Copyright © Saturn Girl Media, 2015, 2004

All rights reserved. No part of this book may be reproduced, stored, or transmitted by any means— whether auditory, graphic, mechanical, or electronic— without written permission from both publisher and author, except in the case of brief excerpts used in critical articles and reviews. Unauthorized reproduction of any part of this work is illegal and is punishable by law.
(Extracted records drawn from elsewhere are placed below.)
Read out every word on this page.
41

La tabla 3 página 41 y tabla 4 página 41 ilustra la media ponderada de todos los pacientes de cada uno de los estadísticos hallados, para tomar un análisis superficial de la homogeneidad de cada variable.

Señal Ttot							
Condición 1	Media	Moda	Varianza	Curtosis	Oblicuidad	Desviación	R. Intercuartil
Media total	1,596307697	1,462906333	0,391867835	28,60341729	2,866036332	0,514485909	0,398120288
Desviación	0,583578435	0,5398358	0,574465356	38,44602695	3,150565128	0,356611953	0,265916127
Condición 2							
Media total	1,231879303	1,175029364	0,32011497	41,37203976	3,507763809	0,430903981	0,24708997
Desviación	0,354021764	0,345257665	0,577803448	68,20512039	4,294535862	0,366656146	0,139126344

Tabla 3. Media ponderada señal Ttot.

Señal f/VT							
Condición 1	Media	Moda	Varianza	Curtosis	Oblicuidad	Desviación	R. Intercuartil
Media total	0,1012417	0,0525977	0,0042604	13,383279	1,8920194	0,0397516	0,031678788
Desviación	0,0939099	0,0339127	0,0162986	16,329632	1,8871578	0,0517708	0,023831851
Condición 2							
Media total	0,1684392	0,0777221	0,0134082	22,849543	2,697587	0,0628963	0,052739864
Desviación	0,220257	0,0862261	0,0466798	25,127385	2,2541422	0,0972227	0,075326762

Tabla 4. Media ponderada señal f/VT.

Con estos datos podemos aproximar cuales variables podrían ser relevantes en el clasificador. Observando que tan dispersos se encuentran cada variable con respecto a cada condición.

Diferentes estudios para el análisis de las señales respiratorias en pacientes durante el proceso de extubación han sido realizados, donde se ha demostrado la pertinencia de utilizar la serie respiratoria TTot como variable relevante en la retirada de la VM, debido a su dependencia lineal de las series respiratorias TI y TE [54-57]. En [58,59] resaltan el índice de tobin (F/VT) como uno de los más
This is a work of fiction. Names, characters, places, and incidents either are the product of the author's imagination or are used fictitiously, and any resemblance to actual persons, living or dead, business establishments, events or locales is entirely coincidental.

Acknowledgments

With this novel, it's high time that I paid tribute to teachers. Not the poorly dressed ones who made me spit out my gum and screamed at me for talking in class, but the truly great women who inspired, encouraged, and sometimes gave me a kick in the pants to do more and get better . . .

Nancy Rogers
—My fourth-grade teacher. She adored my little stories about the Super Friends and insisted that I read them to the class, even when I rewrote history and had Wonder Woman exploring side by side with Hernando de Soto.

Janice Winokur
—My tenth-grade English teacher. She loved my first adult-themed short story, "Tempt Me," but maintained that it was too adult to represent Central High in a districtwide contest. Banned at fifteen! I felt like a teenage Jackie Collins.

Phyllis Ward
—My eleventh-and twelfth-grade English teacher. She went banana cake for my essay on the American character and pushed me to develop my talent. Then we bonded like thieves when I let her borrow treasures from my trashy-novel shelf—Sidney Sheldon, Judith Krantz, Shirley Conran. Forget Steinbeck. I wanted to discuss
Lace
!
 
"Which one of you bitches is my mother?"
 
It's one of the most fascinating questions in all of literature.

Lynn Adrian
—My graduate school advisor. She was the first to read my earliest attempt at a full-length novel—a true kitchen-sink production of every genre but historical fiction. I skim it now and wonder how on earth I assembled such a disaster. But she took my effort seriously and encouraged my scholarship to find out everything that made Jacqueline Susann tick. Then she pushed me out into the world to make use of it.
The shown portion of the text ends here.